Can schools help children with social media risk?
The emotional risks seems to be higher when children begin secondary school. A pattern has emerged of children craving likes as a form of gratitude. Also, signs of anxiety become apparent when the amount of popularity that they receive from their post isn’t what they desire. When starting school there are enough pressures without the added strain of whether you are digitally popular or not. So what can we do to help?
Educate children properly on social media best practices. Develop children’s critical awareness and resilience and understanding of algorithms, focusing on the transition stage from primary to secondary school. Most social media platforms have a minimum age limit of 13. However, 3 in 4 children aged 10-12 have their own accounts.
Anne Longfield’s study
Anne Longfield said she was worried many pupils at that stage became anxious about their identity and craved likes and comments for validation.
Her study said children aged eight to 12 found it hard to manage the impact.

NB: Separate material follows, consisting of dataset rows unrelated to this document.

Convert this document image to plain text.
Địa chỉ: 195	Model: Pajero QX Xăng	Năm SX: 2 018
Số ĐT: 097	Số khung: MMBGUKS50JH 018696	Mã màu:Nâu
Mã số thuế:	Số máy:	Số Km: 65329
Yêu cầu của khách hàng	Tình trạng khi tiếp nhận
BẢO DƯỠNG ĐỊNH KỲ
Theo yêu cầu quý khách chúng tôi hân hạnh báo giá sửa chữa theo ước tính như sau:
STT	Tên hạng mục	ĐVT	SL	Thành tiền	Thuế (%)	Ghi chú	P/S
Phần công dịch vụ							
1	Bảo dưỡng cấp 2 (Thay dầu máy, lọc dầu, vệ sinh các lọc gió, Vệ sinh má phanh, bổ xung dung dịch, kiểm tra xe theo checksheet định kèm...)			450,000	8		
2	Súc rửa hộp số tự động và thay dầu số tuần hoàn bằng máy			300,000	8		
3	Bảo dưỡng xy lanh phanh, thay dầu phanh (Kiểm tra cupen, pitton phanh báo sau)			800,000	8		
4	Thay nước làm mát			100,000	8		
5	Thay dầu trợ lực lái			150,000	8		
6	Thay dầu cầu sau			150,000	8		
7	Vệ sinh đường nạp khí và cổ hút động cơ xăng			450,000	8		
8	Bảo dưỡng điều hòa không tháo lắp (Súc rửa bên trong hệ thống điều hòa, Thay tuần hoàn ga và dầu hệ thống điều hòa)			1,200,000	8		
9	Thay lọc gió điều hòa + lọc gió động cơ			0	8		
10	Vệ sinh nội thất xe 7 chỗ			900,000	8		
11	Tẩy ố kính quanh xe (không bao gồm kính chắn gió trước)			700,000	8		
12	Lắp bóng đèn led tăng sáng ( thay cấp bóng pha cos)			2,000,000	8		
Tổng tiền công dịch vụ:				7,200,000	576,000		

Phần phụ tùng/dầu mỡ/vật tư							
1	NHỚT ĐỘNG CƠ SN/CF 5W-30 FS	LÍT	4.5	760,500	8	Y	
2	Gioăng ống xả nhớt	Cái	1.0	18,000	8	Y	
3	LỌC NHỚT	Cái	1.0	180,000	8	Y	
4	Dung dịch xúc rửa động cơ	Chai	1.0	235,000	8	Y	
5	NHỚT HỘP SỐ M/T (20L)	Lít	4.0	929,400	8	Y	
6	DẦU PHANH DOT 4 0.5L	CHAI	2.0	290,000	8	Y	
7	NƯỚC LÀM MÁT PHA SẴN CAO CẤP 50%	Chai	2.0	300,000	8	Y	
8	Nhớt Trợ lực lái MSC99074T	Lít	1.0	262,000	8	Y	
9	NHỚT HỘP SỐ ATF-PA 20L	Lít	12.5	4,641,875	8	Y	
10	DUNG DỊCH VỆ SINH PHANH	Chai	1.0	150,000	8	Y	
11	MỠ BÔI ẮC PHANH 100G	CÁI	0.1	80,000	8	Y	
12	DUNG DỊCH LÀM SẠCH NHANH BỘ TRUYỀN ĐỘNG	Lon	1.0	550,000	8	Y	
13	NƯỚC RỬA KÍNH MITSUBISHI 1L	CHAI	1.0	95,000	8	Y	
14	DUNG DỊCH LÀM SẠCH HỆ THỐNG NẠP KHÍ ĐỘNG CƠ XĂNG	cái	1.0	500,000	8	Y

The report spoke to 32 children in eight focus groups, aged eight to 12, and found some saying:
- “If I got 150 likes, I’d be like, ‘that’s pretty cool, it means they like you'” – Aaron, 11
- “I just edit my photos to make sure I look nice” – Annie, 11
- “My mum takes pictures of me on Snapchat… I don’t like it when your friends and family take a picture of you when you don’t want them to” – Hassan, eight
- “I saw a pretty girl and everything she has I want, my aim is to be like her” – Bridie, 11
Ms Longfield called on schools and parents to prepare children emotionally for the “significant risks” of social media as they move schools and meet new classmates – many of whom have their own phones.
Ms Longfield said social media provided “great benefits” to children but was also exposing them to “significant risks emotionally”.
She suggested compulsory digital literacy and online resilience lessons for year six and seven pupils, so that they learn about the “emotional side of social media”.